1. A speaker comprising a magnetic gap formed by a pole surface of a ring magnet and a ferromagnetic yoke, and a voice coil movable along a center axis of said ring magnet in said magnetic gap, wherein said ring magnet comprises at least one first radially anisotropic region having a radial anisotropy direction of 89° or more relative to said center axis thereof, and at least one second radially anisotropic region having a radial anisotropy direction of 40° or more and less than 89° relative to said center axis thereof, said first and second radially anisotropic regions being arranged along said center axis such that a space magnetic flux density distribution on an inner or outer surface of said ring magnet has increased linearity and/or peak value.

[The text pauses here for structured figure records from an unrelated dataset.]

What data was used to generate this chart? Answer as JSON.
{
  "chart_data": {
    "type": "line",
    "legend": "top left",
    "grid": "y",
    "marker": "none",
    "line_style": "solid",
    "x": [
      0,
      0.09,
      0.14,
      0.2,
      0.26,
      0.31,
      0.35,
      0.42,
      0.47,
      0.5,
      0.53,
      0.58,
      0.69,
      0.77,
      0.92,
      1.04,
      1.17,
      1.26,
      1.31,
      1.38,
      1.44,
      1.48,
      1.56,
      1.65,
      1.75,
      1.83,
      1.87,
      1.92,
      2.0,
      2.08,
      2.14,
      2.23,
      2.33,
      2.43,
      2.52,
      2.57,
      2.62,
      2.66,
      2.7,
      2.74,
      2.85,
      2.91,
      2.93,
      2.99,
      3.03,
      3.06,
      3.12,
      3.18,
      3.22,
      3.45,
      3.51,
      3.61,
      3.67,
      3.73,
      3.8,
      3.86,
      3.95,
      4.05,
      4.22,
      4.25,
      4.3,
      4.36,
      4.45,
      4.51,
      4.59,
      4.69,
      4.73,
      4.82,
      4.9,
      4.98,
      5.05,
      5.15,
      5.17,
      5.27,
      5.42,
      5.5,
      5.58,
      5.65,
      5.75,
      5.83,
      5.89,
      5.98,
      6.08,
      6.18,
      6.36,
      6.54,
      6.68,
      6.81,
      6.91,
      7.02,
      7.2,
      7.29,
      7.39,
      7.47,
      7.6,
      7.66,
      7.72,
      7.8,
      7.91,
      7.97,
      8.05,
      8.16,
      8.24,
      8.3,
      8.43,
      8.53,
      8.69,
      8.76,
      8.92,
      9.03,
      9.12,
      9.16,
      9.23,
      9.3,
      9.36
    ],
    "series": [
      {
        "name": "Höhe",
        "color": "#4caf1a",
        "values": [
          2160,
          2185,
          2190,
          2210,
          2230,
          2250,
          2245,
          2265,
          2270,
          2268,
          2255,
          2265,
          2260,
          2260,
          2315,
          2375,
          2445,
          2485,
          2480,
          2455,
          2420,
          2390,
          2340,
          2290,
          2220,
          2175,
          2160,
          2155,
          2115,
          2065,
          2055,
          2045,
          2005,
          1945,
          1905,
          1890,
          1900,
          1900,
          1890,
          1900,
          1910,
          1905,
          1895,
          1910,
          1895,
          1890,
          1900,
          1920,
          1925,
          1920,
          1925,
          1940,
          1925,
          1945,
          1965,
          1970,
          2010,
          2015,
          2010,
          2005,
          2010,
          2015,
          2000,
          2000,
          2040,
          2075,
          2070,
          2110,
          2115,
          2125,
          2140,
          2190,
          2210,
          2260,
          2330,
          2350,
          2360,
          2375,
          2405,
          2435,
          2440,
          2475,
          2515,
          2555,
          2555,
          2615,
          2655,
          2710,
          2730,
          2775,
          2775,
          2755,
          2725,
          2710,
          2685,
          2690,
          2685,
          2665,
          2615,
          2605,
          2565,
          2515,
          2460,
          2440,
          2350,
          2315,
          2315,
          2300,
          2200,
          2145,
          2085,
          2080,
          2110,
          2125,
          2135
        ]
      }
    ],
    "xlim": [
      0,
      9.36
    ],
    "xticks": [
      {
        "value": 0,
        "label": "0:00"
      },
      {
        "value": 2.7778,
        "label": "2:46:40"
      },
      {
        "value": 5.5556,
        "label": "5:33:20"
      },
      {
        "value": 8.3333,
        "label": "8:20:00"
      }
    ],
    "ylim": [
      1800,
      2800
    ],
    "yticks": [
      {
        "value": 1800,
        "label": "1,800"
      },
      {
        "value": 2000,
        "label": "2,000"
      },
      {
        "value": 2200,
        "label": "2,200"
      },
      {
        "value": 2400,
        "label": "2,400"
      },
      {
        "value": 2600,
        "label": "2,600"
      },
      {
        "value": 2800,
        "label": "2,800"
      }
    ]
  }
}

2. The speaker comprising a ring magnet according to claim 1, wherein said ring magnet is made of an R—T—B permanent magnet having as a main phase an R₂T₁₄B intermetallic compound, wherein R is at least one rare earth element including Y and T is Fe or Fe and Co.

3. A speaker comprising a magnetic gap formed by a pole surfaced of a ring magnet and a ferromagnetic yoke, and a voice coil movable along a center axis of said ring magnet in said magnetic gap, wherein said ring magnet comprises a plurality of radially anisotropic regions having a radial anisotropy directions of 40° or more and less than 89° relative to said center axis thereof, said plurality of radially anisotropic regions being arranged along said center axis such that a space magnetic flux density distribution on an inner or outer surface of said ring magnet has increased linearity and/or peak value.

4. The speaker comprising a ring magnet according to claim 3, wherein said ring magnet is made of an R—T—B permanent magnet having as a main phase an R₂T₁₄B intermetallic compound, wherein R is at least one rare earth element including Y and T is Fe or Fe and Co.